Au Togo, les cultures de rente comme le café-cacao peinent à retrouver leur place d’antan. Jadis sources majeures de devises pour l’économie nationale, elles ne pèsent plus que 2 % du PIB. Face à cette érosion continue, une riposte concrète est en marche. Elle vient du terrain, portée par des acteurs engagés.
Le vendredi 9 mai, à Kpalimé, berceau historique de la filière, l’ONG Avenir De l’Environnement (ADE) et le Comité de Coordination pour les Filières Café et Cacao (CCFCC) ont lancé la 8e campagne nationale de distribution de jeunes plants. Objectif : renouveler les vergers vieillissants et restaurer la productivité des plantations.
café-cacao : 129 000 plants distribués pour la campagne 2025
Cette année, 129 000 jeunes plants seront mis à la disposition des producteurs dans huit préfectures.
La répartition est claire :
- 67 000 cacaoyers
- 30 000 caféiers
- 32 000 essences agroforestières
Une opération d’envergure qui cible les membres de la FUPROCAT, du SIACCTO, mais aussi des producteurs indépendants. Le but : toucher l’ensemble de la chaîne et favoriser une relance inclusive.
Depuis le lancement du programme en 2021, plus de 541 000 plants ont été produits, permettant de reboiser 406 hectares de plantations. À Tové, le site pépinière de l’ADE est devenu un point névralgique de cette relance agricole.

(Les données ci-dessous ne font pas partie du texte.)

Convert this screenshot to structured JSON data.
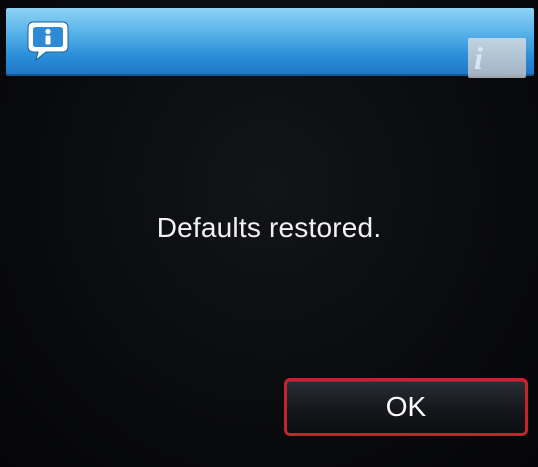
{
  "dialog": {
    "message": "Defaults restored.",
    "ok_label": "OK",
    "title_icon": "info-speech-bubble-icon",
    "help_icon": "info-i-icon",
    "help_glyph": "i"
  },
  "colors": {
    "titlebar_top": "#8fd3f5",
    "titlebar_bottom": "#1e74c4",
    "background": "#08090b",
    "button_highlight": "#c8232c",
    "text": "#f2f2f2"
  }
}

Au-delà des plants : une stratégie durable
L’action de l’ADE et du CCFCC ne se limite pas à la distribution. Elle inclut :
- La fourniture d’engrais adaptés
- Le soutien à la lutte contre les feux de végétation
- L’accompagnement technique des producteurs
Une approche écologique et durable, pensée pour booster les rendements sans aggraver la déforestation.
Une relance qui appelle à l’union des forces
Lors du lancement officiel, le DG de l’ADE, Prince Yawo Tefe, a insisté sur la nécessité de renforcer la synergie entre secteur public, privé et société civile. Il a salué le soutien des autorités et l’implication constante du Secrétaire général du CCFCC, Enselme Gouthon, considéré comme un acteur clé du redressement de la filière.
Les prochaines étapes sont déjà annoncées : intensifier la sensibilisation à la gestion durable, élargir le réseau de pépinières communautaires et redonner au Togo sa place sur l’échiquier régional des producteurs compétitifs de café et de cacao.